Royalmount 2.0 : un projet qui reste inacceptable

Le promoteur immobilier Carbonleo a présenté à la fin février une nouvelle vision du projet Royalmount. Bien que cette nouvelle version intègre certains éléments intéressants du point de vue environnemental (réduction de l’utilisation du gaz naturel, aménagement centré sur le piéton, certifications LEED, toitures vertes et boisé urbain), elle ne répond toujours pas à l’exigence minimale d’un développement durable, soit celle de démontrer son intérêt économique et social pour la région de Montréal.

Manquant terriblement de détails, cette nouvelle vision n’explique toujours pas en quoi le mégacentre commercial Royalmount se distingue de l’offre actuelle des centres commerciaux et artères commerciales de l'île. En l’absence de réponse, nous sommes portés à croire que l’essor de Royalmount se fera principalement aux dépens des commerçants de la région. Il se fera aussi aux frais des contribuables puisque la contribution de Carbonleo au financement des infrastructures et services de transport nécessaires au projet reste toujours extrêmement vague. 

Alors que le promoteur n’hésite pas à citer dans ses documents que le CRE-Montréal et ses partenaires ont été consultés, la nouvelle vision ne répond pas aux préoccupations principales soulevées par la communauté au cours des derniers mois. Les éléments présentés dans cette nouvelle version, sous forme d’une liste de principes vertueux, manquent cruellement de précisions et de détails quant à leur mise en application. Par exemple, lorsqu’il est question de tendre vers l’économie circulaire, on peut se questionner sur la proportion des aliments consommés qui seront produits sur le site, sur les moyens de circularisation de l’économie auxquels les locataires seront invités à s’associer ou sur la part de matériaux recyclés utilisée dans la construction. Une vraie réflexion sur l’économie circulaire aurait sans doute commencé par une analyse du potentiel industriel de cette zone dans des perspectives d’économie de proximité, d’écologie industrielle et du maintien d’une diversité de zones d’emplois accessibles en transport en commun sur l'île.

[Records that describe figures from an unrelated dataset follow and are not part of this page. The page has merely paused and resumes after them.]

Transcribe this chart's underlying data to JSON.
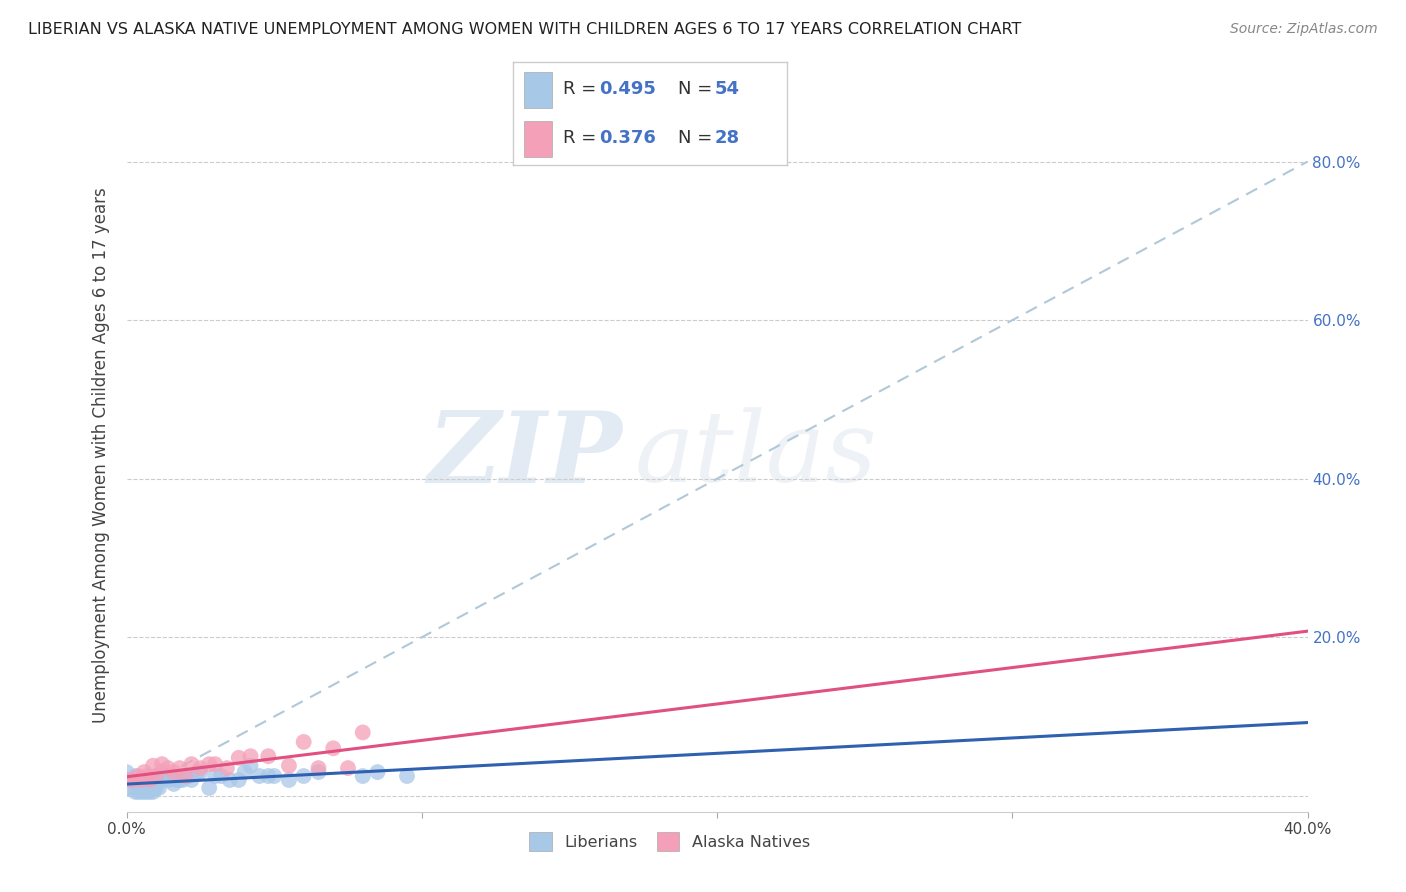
{
  "title": "LIBERIAN VS ALASKA NATIVE UNEMPLOYMENT AMONG WOMEN WITH CHILDREN AGES 6 TO 17 YEARS CORRELATION CHART",
  "source": "Source: ZipAtlas.com",
  "ylabel": "Unemployment Among Women with Children Ages 6 to 17 years",
  "xlim": [
    0.0,
    0.4
  ],
  "ylim": [
    -0.02,
    0.88
  ],
  "xticks": [
    0.0,
    0.1,
    0.2,
    0.3,
    0.4
  ],
  "xticklabels_show": [
    "0.0%",
    "",
    "",
    "",
    "40.0%"
  ],
  "right_yticks": [
    0.2,
    0.4,
    0.6,
    0.8
  ],
  "right_yticklabels": [
    "20.0%",
    "40.0%",
    "60.0%",
    "80.0%"
  ],
  "legend_R1": "0.495",
  "legend_N1": "54",
  "legend_R2": "0.376",
  "legend_N2": "28",
  "color_blue": "#a8c8e8",
  "color_pink": "#f4a0b8",
  "color_blue_line": "#3060b0",
  "color_pink_line": "#e05080",
  "color_diag_line": "#b0c8d8",
  "background_color": "#ffffff",
  "grid_color": "#cccccc",
  "watermark_zip": "ZIP",
  "watermark_atlas": "atlas",
  "blue_x": [
    0.0,
    0.0,
    0.002,
    0.003,
    0.003,
    0.004,
    0.004,
    0.005,
    0.005,
    0.005,
    0.006,
    0.006,
    0.006,
    0.007,
    0.007,
    0.007,
    0.008,
    0.008,
    0.009,
    0.009,
    0.01,
    0.01,
    0.01,
    0.011,
    0.012,
    0.012,
    0.013,
    0.014,
    0.015,
    0.016,
    0.017,
    0.018,
    0.019,
    0.02,
    0.021,
    0.022,
    0.024,
    0.025,
    0.028,
    0.03,
    0.032,
    0.035,
    0.038,
    0.04,
    0.042,
    0.045,
    0.048,
    0.05,
    0.055,
    0.06,
    0.065,
    0.08,
    0.085,
    0.095
  ],
  "blue_y": [
    0.02,
    0.03,
    0.01,
    0.005,
    0.025,
    0.005,
    0.015,
    0.005,
    0.01,
    0.02,
    0.005,
    0.01,
    0.02,
    0.005,
    0.01,
    0.02,
    0.005,
    0.01,
    0.005,
    0.02,
    0.01,
    0.015,
    0.025,
    0.01,
    0.02,
    0.03,
    0.025,
    0.02,
    0.025,
    0.015,
    0.02,
    0.02,
    0.02,
    0.025,
    0.025,
    0.02,
    0.03,
    0.03,
    0.01,
    0.025,
    0.025,
    0.02,
    0.02,
    0.03,
    0.038,
    0.025,
    0.025,
    0.025,
    0.02,
    0.025,
    0.03,
    0.025,
    0.03,
    0.025
  ],
  "pink_x": [
    0.0,
    0.002,
    0.004,
    0.005,
    0.006,
    0.007,
    0.008,
    0.009,
    0.01,
    0.012,
    0.014,
    0.016,
    0.018,
    0.02,
    0.022,
    0.025,
    0.028,
    0.03,
    0.034,
    0.038,
    0.042,
    0.048,
    0.055,
    0.06,
    0.065,
    0.07,
    0.075,
    0.08
  ],
  "pink_y": [
    0.02,
    0.02,
    0.025,
    0.02,
    0.03,
    0.025,
    0.02,
    0.038,
    0.025,
    0.04,
    0.035,
    0.03,
    0.035,
    0.025,
    0.04,
    0.035,
    0.04,
    0.04,
    0.035,
    0.048,
    0.05,
    0.05,
    0.038,
    0.068,
    0.035,
    0.06,
    0.035,
    0.08
  ]
}
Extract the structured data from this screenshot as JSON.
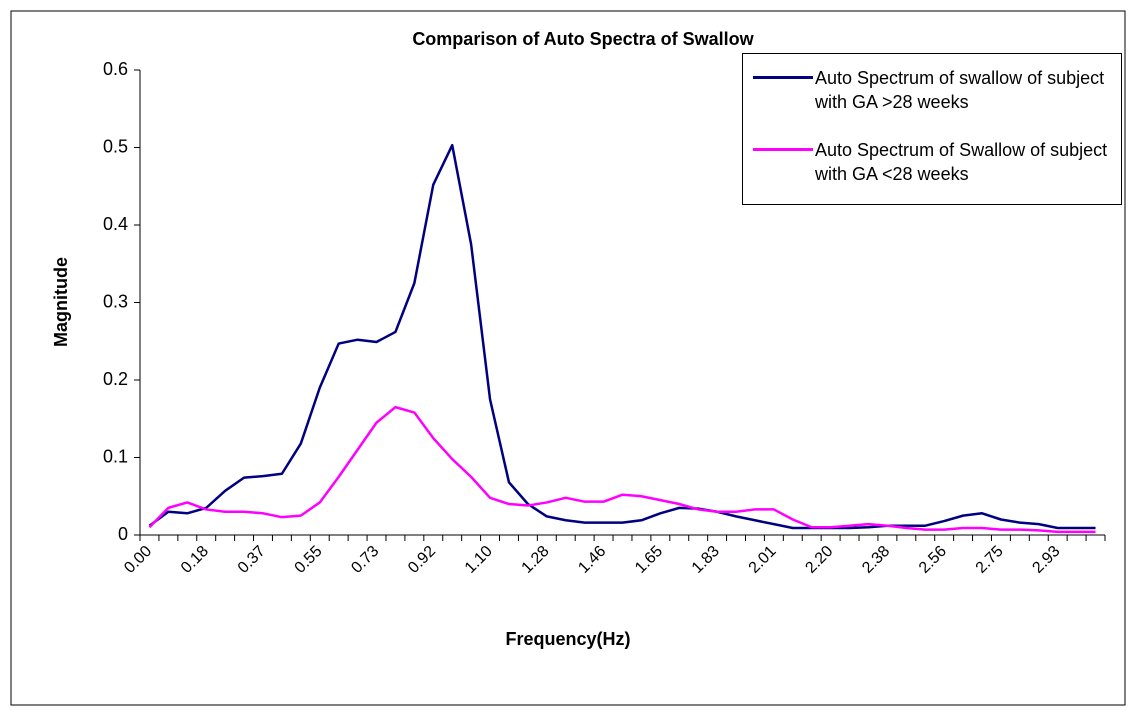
{
  "chart_data": {
    "type": "line",
    "title": "Comparison of Auto Spectra of Swallow",
    "x_label": "Frequency(Hz)",
    "y_label": "Magnitude",
    "categories": [
      "0.00",
      null,
      null,
      "0.18",
      null,
      null,
      "0.37",
      null,
      null,
      "0.55",
      null,
      null,
      "0.73",
      null,
      null,
      "0.92",
      null,
      null,
      "1.10",
      null,
      null,
      "1.28",
      null,
      null,
      "1.46",
      null,
      null,
      "1.65",
      null,
      null,
      "1.83",
      null,
      null,
      "2.01",
      null,
      null,
      "2.20",
      null,
      null,
      "2.38",
      null,
      null,
      "2.56",
      null,
      null,
      "2.75",
      null,
      null,
      "2.93",
      null,
      null
    ],
    "series": [
      {
        "name": "Auto Spectrum of swallow of subject with GA >28 weeks",
        "color": "#000080",
        "values": [
          0.012,
          0.03,
          0.028,
          0.035,
          0.057,
          0.074,
          0.076,
          0.079,
          0.118,
          0.19,
          0.247,
          0.252,
          0.249,
          0.262,
          0.325,
          0.452,
          0.503,
          0.375,
          0.175,
          0.068,
          0.04,
          0.024,
          0.019,
          0.016,
          0.016,
          0.016,
          0.019,
          0.028,
          0.035,
          0.034,
          0.03,
          0.024,
          0.019,
          0.014,
          0.009,
          0.009,
          0.009,
          0.009,
          0.01,
          0.012,
          0.012,
          0.012,
          0.018,
          0.025,
          0.028,
          0.02,
          0.016,
          0.014,
          0.009,
          0.009,
          0.009
        ]
      },
      {
        "name": "Auto Spectrum of Swallow of subject with GA <28 weeks",
        "color": "#ff00ff",
        "values": [
          0.01,
          0.035,
          0.042,
          0.033,
          0.03,
          0.03,
          0.028,
          0.023,
          0.025,
          0.042,
          0.075,
          0.11,
          0.145,
          0.165,
          0.158,
          0.125,
          0.098,
          0.075,
          0.048,
          0.04,
          0.038,
          0.042,
          0.048,
          0.043,
          0.043,
          0.052,
          0.05,
          0.045,
          0.04,
          0.033,
          0.03,
          0.03,
          0.033,
          0.033,
          0.02,
          0.01,
          0.01,
          0.012,
          0.014,
          0.012,
          0.009,
          0.007,
          0.007,
          0.009,
          0.009,
          0.007,
          0.007,
          0.006,
          0.004,
          0.004,
          0.004
        ]
      }
    ],
    "ylim": [
      0,
      0.6
    ],
    "yticks": [
      0,
      0.1,
      0.2,
      0.3,
      0.4,
      0.5,
      0.6
    ],
    "grid": false
  }
}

L’absence de préoccupation pour le logement social et abordable nous semble également incompatible avec la responsabilité sociale que nous sommes en droit d’attendre des développeurs immobiliers. En contexte de pénurie de logements abordables dans la région, la ville ne peut pas se développer selon l’intérêt unique des privilégiés. 

À la lumière de ces constats, nous en appelons une fois de plus à l’encadrement maximal du projet par la Ville de Mont-Royal et le gouvernement du Québec. Pour l’avenir, nous pressons la Communauté métropolitaine de Montréal et le gouvernement du Québec de se doter des outils nécessaires pour éviter le développement d’autres mégaprojets allant si clairement à l’encontre des objectifs de développement économique, social et environnemental de la région métropolitaine.